Por suerte un amplio y luminoso balcón que daba a una arbolada avenida compensaba con creces todo lo anterior.
El piso se adaptaba a sus nuevas necesidades y el precio, contra todo pronóstico, no resultó desorbitado.
Rodrigo hizo un cálculo por encima del estado de sus finanzas.

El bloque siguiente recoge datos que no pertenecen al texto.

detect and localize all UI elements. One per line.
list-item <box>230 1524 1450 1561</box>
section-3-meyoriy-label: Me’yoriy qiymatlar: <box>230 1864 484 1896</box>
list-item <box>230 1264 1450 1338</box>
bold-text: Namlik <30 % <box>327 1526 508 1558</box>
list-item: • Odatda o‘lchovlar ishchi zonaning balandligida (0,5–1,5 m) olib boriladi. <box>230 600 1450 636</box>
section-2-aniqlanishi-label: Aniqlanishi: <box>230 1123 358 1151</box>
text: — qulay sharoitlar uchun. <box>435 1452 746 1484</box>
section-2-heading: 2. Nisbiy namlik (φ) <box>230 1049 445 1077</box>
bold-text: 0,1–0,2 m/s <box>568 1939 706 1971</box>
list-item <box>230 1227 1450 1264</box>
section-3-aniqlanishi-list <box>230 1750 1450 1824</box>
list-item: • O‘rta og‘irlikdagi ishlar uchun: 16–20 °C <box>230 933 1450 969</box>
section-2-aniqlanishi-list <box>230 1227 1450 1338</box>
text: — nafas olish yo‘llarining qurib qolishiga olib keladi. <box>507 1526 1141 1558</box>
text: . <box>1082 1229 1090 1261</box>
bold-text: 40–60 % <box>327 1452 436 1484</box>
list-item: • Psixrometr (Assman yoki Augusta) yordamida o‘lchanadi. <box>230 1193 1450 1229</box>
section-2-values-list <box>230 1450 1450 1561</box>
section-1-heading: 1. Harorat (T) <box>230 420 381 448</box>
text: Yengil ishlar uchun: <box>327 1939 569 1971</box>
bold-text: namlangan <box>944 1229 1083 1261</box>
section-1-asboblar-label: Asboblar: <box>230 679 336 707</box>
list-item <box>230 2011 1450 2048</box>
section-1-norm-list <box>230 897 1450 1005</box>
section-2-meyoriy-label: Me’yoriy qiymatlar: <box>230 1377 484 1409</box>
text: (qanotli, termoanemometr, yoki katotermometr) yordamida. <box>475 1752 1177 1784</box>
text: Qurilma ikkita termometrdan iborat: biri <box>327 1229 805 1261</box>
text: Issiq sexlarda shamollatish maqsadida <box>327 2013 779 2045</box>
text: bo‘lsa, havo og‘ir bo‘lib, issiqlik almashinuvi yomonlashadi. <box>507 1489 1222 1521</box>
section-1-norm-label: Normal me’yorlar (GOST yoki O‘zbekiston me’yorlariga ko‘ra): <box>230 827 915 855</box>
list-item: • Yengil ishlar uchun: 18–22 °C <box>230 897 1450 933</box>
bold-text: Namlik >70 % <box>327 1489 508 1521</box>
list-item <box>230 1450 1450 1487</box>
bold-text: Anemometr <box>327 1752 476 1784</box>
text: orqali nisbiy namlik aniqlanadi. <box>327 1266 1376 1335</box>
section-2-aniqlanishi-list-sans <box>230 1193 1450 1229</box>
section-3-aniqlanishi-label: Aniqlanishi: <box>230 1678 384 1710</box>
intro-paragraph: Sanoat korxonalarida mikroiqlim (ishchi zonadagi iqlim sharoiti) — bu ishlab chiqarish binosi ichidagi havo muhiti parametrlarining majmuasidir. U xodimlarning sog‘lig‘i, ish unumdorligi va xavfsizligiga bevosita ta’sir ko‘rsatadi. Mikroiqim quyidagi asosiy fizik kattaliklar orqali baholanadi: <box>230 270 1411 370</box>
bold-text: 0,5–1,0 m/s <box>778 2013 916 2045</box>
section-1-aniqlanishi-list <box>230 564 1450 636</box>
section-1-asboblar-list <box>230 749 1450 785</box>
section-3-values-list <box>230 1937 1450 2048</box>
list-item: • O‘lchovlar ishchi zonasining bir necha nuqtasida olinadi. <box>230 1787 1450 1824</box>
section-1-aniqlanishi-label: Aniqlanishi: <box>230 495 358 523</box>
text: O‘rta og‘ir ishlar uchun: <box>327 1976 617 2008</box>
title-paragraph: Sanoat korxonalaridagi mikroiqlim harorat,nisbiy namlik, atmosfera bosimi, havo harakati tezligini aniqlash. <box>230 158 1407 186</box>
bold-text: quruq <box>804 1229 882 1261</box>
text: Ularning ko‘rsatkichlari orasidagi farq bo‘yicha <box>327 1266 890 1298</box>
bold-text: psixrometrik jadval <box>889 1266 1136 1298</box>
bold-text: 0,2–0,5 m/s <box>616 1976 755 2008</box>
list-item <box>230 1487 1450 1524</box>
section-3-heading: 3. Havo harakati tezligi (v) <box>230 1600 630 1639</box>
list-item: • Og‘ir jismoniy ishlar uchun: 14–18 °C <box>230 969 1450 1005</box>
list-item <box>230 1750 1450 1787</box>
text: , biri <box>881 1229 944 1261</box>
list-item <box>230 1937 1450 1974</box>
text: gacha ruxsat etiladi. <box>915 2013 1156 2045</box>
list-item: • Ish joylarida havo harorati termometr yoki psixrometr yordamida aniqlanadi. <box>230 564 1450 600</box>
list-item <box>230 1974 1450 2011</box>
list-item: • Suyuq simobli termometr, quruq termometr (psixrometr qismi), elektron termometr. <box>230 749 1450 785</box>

¿Qué sentido tenía ahorrar a estas alturas?
Podía permitirse alquilar la suite presidencial del mejor hotel de la ciudad sin que se resintiera su economía.
Por desgracia, tendría que vivir furtivamente lo que le quedaba de vida.
En un mundo predominantemente digital tiranizado por la ciberseguridad y la ciberdefensa, las escuchas telefónicas y todo tipo de controles electrónicos, él permanecería anclado en un confortable entorno analógico.
Y continuaría ilocalizable, evitando cualquier contacto con el pasado.
«Bueno, supongo que a partir de ahora soy lo más parecido a un fugitivo» pensó con un suspiro de resignación.
Tomó asiento.
Comprobó que la pluma estilográfica tenía tinta, retiró el capuchón y se dispuso a escribir.
En primer lugar, apagón digital total.
Ni móvil, ni tablet, ni ordenador, ni tarjetas de crédito.